In casa Knam, Frau Knam esplora l’incontro tra l’aroma intenso del cioccolato fondente e la delicatezza delle pere semi candite, mentre il marito maître chocolatier Ernst Knam opta per una versione alle albicocche semi candite, ricoperta al cacao, abbinata all’Albero Pollock realizzato in tre gusti, fondente, caramello o bianco latte.
Da Giacomo Pasticceria si può trovare anche una delicata Veneziana alle albicocche candite, quale alternativa ai tradizionali panettoni e pandori; mentre la famiglia Vergani, depositaria da ottant’anni e quattro generazioni di una ricetta tramanda rimasta immutata, sforna un panettone vintage anni ’50 dedicato alla città.
La Pasticceria Cucchi, locale storico dal 1936, per il Natale 2024 propone i dolci tipici di charme tradizionale: panettoni classici o al gianduia, pandori e scatole preziose ripiene di marron glacées, frolle, cioccolatini, torrone e caramelle.
A Torino è l’azienda Domori a offrire deliziosi cioccolatini, eredi dalla grande tradizione piemontese, oltre ai dolci più classici delle festività, torrone incluso.
Il laboratorio di chef Antonino Cannavacciuolo aggiunge ai vari panettoni e pandori anche la Stella di Natale vegana, a base di pere e cioccolato, un’altra ricetta che farà ingolosire.
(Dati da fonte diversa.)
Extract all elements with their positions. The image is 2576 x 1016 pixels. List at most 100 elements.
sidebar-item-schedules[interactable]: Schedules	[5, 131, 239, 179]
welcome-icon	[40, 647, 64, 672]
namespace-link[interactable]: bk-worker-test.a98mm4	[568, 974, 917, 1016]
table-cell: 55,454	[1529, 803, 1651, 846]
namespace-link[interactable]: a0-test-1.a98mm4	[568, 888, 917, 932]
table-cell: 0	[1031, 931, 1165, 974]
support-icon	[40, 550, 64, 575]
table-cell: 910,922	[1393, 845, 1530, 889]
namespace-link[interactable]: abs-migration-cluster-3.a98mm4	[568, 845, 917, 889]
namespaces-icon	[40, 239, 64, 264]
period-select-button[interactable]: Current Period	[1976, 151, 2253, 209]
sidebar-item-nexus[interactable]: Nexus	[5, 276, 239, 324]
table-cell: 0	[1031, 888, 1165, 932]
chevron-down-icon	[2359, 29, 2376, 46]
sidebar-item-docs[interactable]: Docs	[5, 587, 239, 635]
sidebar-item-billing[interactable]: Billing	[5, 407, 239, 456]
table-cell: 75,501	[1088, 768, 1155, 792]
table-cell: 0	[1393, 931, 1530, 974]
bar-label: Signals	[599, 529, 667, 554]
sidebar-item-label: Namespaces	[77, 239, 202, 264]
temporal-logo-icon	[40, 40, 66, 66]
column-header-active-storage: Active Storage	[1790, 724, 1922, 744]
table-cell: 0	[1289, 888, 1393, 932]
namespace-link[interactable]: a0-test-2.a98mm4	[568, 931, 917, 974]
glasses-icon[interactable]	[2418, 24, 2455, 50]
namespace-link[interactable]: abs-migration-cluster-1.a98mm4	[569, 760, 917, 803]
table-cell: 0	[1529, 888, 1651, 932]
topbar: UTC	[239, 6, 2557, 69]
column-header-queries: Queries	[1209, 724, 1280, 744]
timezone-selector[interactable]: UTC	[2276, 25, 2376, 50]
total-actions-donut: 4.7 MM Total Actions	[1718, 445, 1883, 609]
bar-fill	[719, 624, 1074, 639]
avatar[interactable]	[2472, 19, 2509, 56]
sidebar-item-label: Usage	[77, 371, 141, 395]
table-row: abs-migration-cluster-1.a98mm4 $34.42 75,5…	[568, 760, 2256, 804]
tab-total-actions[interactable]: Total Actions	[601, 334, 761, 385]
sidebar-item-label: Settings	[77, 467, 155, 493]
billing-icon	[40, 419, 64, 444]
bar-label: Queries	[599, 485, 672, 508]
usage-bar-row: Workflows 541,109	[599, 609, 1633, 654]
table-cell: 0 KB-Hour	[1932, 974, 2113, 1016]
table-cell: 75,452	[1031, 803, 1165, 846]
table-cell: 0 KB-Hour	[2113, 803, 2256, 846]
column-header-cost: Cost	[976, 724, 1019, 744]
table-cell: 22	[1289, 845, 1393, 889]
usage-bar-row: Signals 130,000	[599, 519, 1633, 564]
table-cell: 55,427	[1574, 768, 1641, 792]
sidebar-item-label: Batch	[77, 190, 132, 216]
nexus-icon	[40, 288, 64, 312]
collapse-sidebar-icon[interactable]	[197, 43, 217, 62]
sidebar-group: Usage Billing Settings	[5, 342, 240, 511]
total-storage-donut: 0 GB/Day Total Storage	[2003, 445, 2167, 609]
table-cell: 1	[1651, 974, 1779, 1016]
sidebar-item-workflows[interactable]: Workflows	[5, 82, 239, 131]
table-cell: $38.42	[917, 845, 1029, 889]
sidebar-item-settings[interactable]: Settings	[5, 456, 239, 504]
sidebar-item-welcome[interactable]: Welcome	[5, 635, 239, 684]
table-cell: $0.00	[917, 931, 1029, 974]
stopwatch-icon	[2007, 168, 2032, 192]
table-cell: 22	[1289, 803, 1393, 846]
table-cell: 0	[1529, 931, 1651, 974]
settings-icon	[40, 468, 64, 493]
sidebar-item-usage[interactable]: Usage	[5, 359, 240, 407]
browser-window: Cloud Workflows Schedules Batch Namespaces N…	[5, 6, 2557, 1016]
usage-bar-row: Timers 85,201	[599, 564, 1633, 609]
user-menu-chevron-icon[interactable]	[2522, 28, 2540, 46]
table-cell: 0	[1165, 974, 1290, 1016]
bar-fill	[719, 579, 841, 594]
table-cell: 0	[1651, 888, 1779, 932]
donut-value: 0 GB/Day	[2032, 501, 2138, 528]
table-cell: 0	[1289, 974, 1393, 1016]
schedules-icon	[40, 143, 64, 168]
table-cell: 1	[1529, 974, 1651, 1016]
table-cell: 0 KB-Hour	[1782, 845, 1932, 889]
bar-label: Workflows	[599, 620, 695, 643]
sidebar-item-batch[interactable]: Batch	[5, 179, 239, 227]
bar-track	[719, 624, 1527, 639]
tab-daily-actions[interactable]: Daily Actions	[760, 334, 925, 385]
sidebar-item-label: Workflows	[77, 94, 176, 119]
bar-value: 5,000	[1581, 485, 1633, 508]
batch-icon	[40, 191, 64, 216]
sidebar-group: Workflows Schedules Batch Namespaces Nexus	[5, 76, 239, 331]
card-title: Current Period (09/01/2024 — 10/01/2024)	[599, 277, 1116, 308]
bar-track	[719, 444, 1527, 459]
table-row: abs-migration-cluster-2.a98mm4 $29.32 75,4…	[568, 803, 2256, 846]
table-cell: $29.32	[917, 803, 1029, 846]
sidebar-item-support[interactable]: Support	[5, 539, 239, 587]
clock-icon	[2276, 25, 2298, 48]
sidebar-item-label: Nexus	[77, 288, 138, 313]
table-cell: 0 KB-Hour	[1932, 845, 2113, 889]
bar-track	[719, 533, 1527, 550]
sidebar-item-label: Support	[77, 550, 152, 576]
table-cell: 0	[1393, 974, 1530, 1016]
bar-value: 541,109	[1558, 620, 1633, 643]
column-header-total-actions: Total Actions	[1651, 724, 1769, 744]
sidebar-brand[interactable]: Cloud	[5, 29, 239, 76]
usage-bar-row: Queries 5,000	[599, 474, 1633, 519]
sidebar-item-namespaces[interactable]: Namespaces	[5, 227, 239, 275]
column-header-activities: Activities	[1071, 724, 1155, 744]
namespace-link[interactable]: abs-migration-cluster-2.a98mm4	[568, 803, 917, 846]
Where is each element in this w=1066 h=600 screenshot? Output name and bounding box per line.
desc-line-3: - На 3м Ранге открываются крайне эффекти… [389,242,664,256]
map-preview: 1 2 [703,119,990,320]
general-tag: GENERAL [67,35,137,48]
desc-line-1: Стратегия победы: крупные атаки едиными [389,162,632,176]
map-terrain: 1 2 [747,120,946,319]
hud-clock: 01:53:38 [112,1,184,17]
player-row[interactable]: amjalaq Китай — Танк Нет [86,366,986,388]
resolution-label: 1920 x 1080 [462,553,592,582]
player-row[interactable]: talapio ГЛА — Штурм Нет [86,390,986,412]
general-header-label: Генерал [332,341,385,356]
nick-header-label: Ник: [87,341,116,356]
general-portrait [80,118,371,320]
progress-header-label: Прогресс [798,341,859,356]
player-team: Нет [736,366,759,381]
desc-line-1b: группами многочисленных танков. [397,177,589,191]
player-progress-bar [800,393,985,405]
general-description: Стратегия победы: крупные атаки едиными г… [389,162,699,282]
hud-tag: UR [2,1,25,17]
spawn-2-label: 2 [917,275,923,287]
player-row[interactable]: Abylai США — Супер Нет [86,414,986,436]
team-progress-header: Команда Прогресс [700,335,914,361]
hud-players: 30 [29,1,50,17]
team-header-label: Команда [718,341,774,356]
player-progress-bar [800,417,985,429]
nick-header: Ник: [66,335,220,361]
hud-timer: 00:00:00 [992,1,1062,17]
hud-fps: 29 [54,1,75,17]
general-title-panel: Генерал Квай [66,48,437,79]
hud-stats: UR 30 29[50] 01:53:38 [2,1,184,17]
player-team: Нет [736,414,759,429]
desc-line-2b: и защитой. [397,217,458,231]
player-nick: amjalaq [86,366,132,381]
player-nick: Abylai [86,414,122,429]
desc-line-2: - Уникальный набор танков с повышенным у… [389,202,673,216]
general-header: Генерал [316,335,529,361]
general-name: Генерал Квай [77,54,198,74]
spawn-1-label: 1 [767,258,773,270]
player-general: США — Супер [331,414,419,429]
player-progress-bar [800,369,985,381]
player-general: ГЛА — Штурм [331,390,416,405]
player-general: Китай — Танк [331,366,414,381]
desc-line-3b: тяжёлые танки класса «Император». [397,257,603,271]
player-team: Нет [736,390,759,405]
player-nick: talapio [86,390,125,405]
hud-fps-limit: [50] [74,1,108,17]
Al centro e sud Italia, sempre fra i coscritti APEI (Ambasciatori Pasticceri Eccellenza Italiana), si distinguono i prodotti di Mauro Lo Faso, titolare con la famiglia della pasticceria Delizia di Bolognetta a Palermo, fatti con impasti leggeri e frutta candita in casa o pistacchi, e le torte d’autore di Emanuele Forcone, dal negozio-laboratorio Pannamore di Vasto, esperto anche di cioccolateria e biscotteria farcita moderna e sopraffina.
Per chi volesse curiosare e ordinare direttamente a casa propria il meglio dei dolci del Natale, con le proposte più tradizionali insieme a quelle di tendenza, il servizio Cosaporto.it, leader nel digital gifting, svela con il semplice ‘Click My Gift’, il dolce preferito che si può anche personalizzare, insieme ad una selezione del meglio della pasticcera italiana, di vini e champagne e altre idee da inserire in varie gift box su misura.
Nella gallery di Cosaporto.it, progetto ideato dall’imprenditore Stefano Manili, ci sono i lievitati da forno tipici della tradizione e il raffinato cioccolato di Armani/Dolci by Guido Gobino, il nuovo lievitato di chef Giancarlo Morelli alla mela renetta, la proposta gourmet di chef Viviana Varese e varie edizioni signature che fanno incontrare l’alta pasticceria al mondo della moda.
Un esempio gourmet chic è la partnership fra Etro e Aimo e Nadia Milano, con il panettone e un nuovo pandoro preparati dagli chef Fabio Pisani e Alessandro Negrini.
Fra le altre griffe modaiole, la maison Roberto Cavalli si affida alla maestria artigianale di Olivieri 1882, racchiusa in una preziosa scatola di latta decorata con l’iconica stampa ‘Ray of Gold’, in vendita anche presso LaRinascente.
Panettone Collezione 0 è la nuova linea di Moschino creata in collaborazione con Pasticceria Martesana, secondo una ricetta fedele al disciplinare milanese regolato da decreto ministeriale del governo italiano che ne approva l’autenticità storica.
Anche in questo caso la confezione, ideata dal direttore creativo di Moschino, Adrian Appiolaza, utilizza simboli iconici dell’archivio di moda (disponibile in tutte le pasticcerie Martesana a Milano e Como, negli store Eataly e de LaRinascente, sui siti Moschino.com e Martesanamilano.com).